Development of an Electrochemical Paper-Based Analytical Device for Trace Detection of Virus Particles

Abstract

Viral pathogens are a serious health threat around the world, particularly in resource limited settings, where current sensing approaches are often insufficient and slow, compounding the spread and burden of these pathogens. Here, we describe a label-free, point-of-care approach toward detection of virus particles, based on a microfluidic paper-based analytical device with integrated microwire Au electrodes. The device is initially characterized through capturing of streptavidin modified nanoparticles by biotin-modified microwires. An order of magnitude improvement in detection limits is achieved through use of a microfluidic device over a classical static paper-based device, due to enhanced mass transport and capturing of particles on the modified electrodes. Electrochemical impedance spectroscopy detection of West Nile virus particles was carried out using antibody functionalized Au microwires, achieving a detection limit of 10.2 particles in 50 μL of cell culture media. No increase in signal is found on addition of an excess of a nonspecific target (Sindbis). This detection motif is significantly cheaper (∼$1 per test) and faster (∼30 min) than current methods, while achieving the desired selectivity and sensitivity.
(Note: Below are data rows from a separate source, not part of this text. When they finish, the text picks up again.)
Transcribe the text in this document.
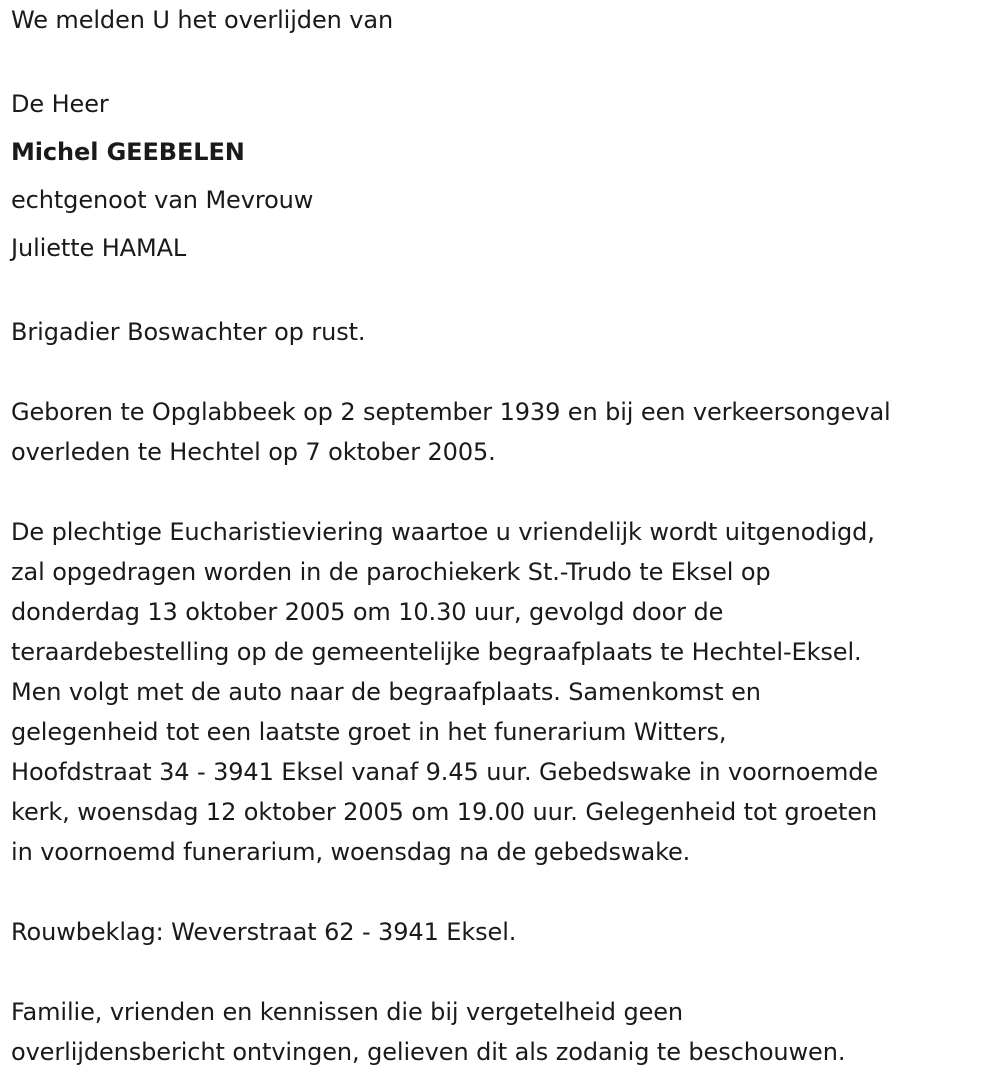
We melden U het overlijden van
De Heer
Michel GEEBELEN
echtgenoot van Mevrouw
Juliette HAMAL
Brigadier Boswachter op rust.
Geboren te Opglabbeek op 2 september 1939 en bij een verkeersongeval
overleden te Hechtel op 7 oktober 2005.
De plechtige Eucharistieviering waartoe u vriendelijk wordt uitgenodigd,
zal opgedragen worden in de parochiekerk St.-Trudo te Eksel op
donderdag 13 oktober 2005 om 10.30 uur, gevolgd door de
teraardebestelling op de gemeentelijke begraafplaats te Hechtel-Eksel.
Men volgt met de auto naar de begraafplaats. Samenkomst en
gelegenheid tot een laatste groet in het funerarium Witters,
Hoofdstraat 34 - 3941 Eksel vanaf 9.45 uur. Gebedswake in voornoemde
kerk, woensdag 12 oktober 2005 om 19.00 uur. Gelegenheid tot groeten
in voornoemd funerarium, woensdag na de gebedswake.
Rouwbeklag: Weverstraat 62 - 3941 Eksel.
Familie, vrienden en kennissen die bij vergetelheid geen
overlijdensbericht ontvingen, gelieven dit als zodanig te beschouwen.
This sensing motif represents a general platform for trace detection of a wide range of biological pathogens.

Figure 1.

a) Reaction scheme with b) representative corresponding cyclic voltammograms and c) EIS for Au microwire electrodes at different stages of modification with biotin, for capture of SA particles on a static-ePAD.

Figure 2.

Comparison of monothiol (11-mercaptoundecanoic acid) vs dithiol (lipoic acid) modification of Au microwires, for detection of 100 nm SA particles in static-ePADs, n = 4, sensitivity = 11.7 and 17.5 particles⁻¹ mL, and R² = 0.9062 and 0.9963 for the mono- and dithiol, respectively.

Figure 3.

Effect of SA particle size on %ΔR_ct for 1 × 10⁶ SA particles mL⁻¹ captured on biotin-modified microwires in a static-ePAD, R² = 0.9866, n = 4.

Figure 4.

Calibration curve for flow-ePADs (blue triangles, a inset, R² = 0.9932) and static-ePADs (red circles, b inset, R² = 0.9963) for detection of different concentrations of 100 nm diameter SA particles, 50 μL aliquot in phosphate buffer, n = 4.

Figure 5.

SEM images a) before and b) after modification with 1 × 10⁶ SA particles mL⁻¹ (100 nm diameter) in a static-ePAD.

Figure 6.

Optimization of 4G2 antibody concentration for Au microwire modification. %ΔR_ct measured for [Fe(CN)₆]^3/4– impedance before and after addition of 1 × 10⁶ WNV particles mL⁻¹ (blue circles) or viral media (red squares) to flow-ePADs (n = 4).

Figure 7.

Calibration curve (blue triangles) for different concentrations of WNV particles in a 50 μL aliquot of cell culture media (R² = 0.9650, n = 4) and a nonspecific test with Sindbis virus particles (red circle, n = 2) added to antibody-modified microwires in a flow-ePAD.